Q. 1. Which theory of cognitive development do you most agree with? Why?
I mostly agree with Piaget's theory of cognitive development. This is because unlike other cognitive development theories, Piaget’s theory, through the four stages of development (sensory motor, preoperational, concrete operational mastery and formal operational stage) demonstrates, clearly, that cognitive capacities of children are different from those of adults. Thus, the theory aids in explaining why children should be taught different things at different ages.
Q.2. How does each theory of cognitive development treat the role of social and cultural factors?
Piaget’s theory suggests that reasoning in all cognitive domains transcends social and cultural factors, as it developed through universal stages. Conversely, Vygotsky’s theory highly regards the role of social and cultural factors, such as language, in explaining cognitive development. Vygotsky argues that cognitive development gets shaped by factors in the social world. Similarly, the information processing theory argues that aspects of the environment, such as context and culture, contribute to the bit by bit learning, which contributes to cognitive development.
Q.4.Which theory gives the most emphasis to culture?
Vygotsky’s theory of cognitive development gives more emphasis on culture as the entire theory centers on the role of the social environment and culture in cognition.
Q.5. If you were a teacher, how would you apply each of the three theories of cognitive development?

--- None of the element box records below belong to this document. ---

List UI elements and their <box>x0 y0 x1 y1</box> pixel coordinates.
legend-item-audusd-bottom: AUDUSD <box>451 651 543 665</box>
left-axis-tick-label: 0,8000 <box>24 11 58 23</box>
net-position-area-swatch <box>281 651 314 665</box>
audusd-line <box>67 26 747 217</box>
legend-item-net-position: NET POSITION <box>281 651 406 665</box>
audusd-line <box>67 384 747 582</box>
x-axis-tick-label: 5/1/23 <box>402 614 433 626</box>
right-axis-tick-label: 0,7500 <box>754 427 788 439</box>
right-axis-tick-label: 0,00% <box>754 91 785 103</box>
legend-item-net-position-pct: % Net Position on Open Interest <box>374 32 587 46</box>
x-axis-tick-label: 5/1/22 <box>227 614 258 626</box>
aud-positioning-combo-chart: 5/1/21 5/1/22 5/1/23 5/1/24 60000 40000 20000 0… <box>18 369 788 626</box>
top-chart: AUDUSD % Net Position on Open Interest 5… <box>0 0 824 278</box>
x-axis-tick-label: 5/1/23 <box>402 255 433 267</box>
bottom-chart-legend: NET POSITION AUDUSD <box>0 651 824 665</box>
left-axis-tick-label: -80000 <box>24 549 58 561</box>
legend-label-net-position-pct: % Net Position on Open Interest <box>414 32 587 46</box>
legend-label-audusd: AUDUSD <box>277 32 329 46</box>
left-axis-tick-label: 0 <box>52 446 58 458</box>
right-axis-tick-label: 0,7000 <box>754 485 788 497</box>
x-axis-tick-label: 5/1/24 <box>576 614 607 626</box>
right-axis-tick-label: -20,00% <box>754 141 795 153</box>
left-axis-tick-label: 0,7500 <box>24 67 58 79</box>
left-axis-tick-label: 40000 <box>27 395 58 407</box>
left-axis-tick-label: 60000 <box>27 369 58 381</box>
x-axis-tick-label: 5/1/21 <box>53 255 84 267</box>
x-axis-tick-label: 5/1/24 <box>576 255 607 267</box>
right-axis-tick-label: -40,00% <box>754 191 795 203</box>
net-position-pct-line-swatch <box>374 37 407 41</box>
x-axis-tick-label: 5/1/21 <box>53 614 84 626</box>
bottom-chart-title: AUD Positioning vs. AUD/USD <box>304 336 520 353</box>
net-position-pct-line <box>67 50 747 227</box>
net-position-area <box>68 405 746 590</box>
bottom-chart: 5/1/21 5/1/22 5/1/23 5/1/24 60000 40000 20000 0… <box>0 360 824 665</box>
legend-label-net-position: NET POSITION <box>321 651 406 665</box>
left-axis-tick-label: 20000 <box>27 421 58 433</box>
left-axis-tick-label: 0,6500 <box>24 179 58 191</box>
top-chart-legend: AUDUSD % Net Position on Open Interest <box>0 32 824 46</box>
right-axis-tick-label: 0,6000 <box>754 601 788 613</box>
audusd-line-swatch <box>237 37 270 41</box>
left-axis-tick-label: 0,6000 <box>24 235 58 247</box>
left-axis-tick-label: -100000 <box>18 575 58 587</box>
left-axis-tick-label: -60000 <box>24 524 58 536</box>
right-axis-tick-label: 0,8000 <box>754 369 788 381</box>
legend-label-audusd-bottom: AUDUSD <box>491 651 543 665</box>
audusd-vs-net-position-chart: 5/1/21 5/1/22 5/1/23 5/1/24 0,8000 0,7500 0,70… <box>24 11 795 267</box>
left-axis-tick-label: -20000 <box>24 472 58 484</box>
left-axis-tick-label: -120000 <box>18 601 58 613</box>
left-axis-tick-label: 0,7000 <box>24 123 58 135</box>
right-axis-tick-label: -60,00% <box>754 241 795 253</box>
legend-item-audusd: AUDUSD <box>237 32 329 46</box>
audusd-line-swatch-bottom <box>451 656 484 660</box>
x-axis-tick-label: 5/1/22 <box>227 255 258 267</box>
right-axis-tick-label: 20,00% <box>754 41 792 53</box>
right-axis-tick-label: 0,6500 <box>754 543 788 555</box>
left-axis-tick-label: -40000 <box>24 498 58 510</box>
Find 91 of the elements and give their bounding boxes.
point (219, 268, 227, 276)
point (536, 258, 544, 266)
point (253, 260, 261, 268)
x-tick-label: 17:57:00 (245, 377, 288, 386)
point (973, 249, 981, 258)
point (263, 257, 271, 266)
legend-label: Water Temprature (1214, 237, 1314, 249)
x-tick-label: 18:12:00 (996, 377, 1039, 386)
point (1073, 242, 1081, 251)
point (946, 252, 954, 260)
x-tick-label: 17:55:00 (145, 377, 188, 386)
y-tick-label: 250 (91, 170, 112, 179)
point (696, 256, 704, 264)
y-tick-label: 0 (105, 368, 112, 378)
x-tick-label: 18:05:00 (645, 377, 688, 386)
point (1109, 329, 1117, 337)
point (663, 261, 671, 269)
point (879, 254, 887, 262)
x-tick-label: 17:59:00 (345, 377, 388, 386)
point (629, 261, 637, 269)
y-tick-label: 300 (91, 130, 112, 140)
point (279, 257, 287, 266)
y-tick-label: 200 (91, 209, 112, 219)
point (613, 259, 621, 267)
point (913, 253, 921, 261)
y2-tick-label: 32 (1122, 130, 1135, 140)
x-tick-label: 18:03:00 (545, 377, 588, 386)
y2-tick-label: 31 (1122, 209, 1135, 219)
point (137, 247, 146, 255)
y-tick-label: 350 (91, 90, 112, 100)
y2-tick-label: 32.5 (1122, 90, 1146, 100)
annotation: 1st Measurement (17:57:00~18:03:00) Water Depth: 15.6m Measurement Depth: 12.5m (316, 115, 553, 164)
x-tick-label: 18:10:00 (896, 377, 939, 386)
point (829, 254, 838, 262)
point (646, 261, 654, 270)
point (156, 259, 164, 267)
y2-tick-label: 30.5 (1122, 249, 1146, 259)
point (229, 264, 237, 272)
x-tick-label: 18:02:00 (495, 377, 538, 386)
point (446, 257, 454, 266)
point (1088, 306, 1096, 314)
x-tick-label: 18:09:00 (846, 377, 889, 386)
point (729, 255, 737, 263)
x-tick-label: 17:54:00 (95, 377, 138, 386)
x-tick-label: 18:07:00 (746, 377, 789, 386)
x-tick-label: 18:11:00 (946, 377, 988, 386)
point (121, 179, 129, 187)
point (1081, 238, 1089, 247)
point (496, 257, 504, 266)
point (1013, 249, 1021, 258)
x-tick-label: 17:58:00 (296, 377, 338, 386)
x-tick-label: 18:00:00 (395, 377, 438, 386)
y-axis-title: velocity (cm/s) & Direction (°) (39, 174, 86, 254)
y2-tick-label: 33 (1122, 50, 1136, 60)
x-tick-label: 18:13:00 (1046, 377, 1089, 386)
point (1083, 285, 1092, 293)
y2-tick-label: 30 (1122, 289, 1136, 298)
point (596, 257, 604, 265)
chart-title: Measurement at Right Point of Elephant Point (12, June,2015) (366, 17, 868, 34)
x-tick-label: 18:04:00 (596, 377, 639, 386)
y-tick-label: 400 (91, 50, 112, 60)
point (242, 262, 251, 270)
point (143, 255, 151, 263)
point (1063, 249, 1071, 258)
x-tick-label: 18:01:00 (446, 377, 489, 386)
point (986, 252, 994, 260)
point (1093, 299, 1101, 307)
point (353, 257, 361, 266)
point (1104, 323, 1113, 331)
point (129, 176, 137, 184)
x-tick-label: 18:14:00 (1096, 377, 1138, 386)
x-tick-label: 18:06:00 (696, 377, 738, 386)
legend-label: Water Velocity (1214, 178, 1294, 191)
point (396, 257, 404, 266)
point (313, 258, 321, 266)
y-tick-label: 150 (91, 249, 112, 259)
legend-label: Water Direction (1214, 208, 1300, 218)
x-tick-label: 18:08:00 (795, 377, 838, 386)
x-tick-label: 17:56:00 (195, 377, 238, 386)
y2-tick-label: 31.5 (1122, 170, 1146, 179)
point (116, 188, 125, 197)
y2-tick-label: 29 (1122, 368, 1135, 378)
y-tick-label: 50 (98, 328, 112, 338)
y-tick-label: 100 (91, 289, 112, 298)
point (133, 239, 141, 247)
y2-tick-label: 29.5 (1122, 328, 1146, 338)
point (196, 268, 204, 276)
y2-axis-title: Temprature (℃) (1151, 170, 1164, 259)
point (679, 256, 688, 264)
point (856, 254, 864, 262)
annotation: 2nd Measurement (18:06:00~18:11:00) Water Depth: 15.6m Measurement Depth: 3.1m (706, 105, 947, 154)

If I were a teacher, I would use Piaget’s theory in developing a curriculum that contains material that matches the developmental levels of children. Besides, I would offer a supportive environment for learning, and use concrete props and visual aids, for teaching. I would, also, apply Vygotsky’s theory of cognitive development by letting students work with partners, or in small groups, while giving learners room for discussion after presenting questions. Lastly, I would apply the information processing theory though peer tutoring, use of memory games and teaching in small groups. Peer tutoring boosts efficiency in information processing. Similarly, use of memory games and teaching in small groups enable learners to transmit information from short term to long term memory.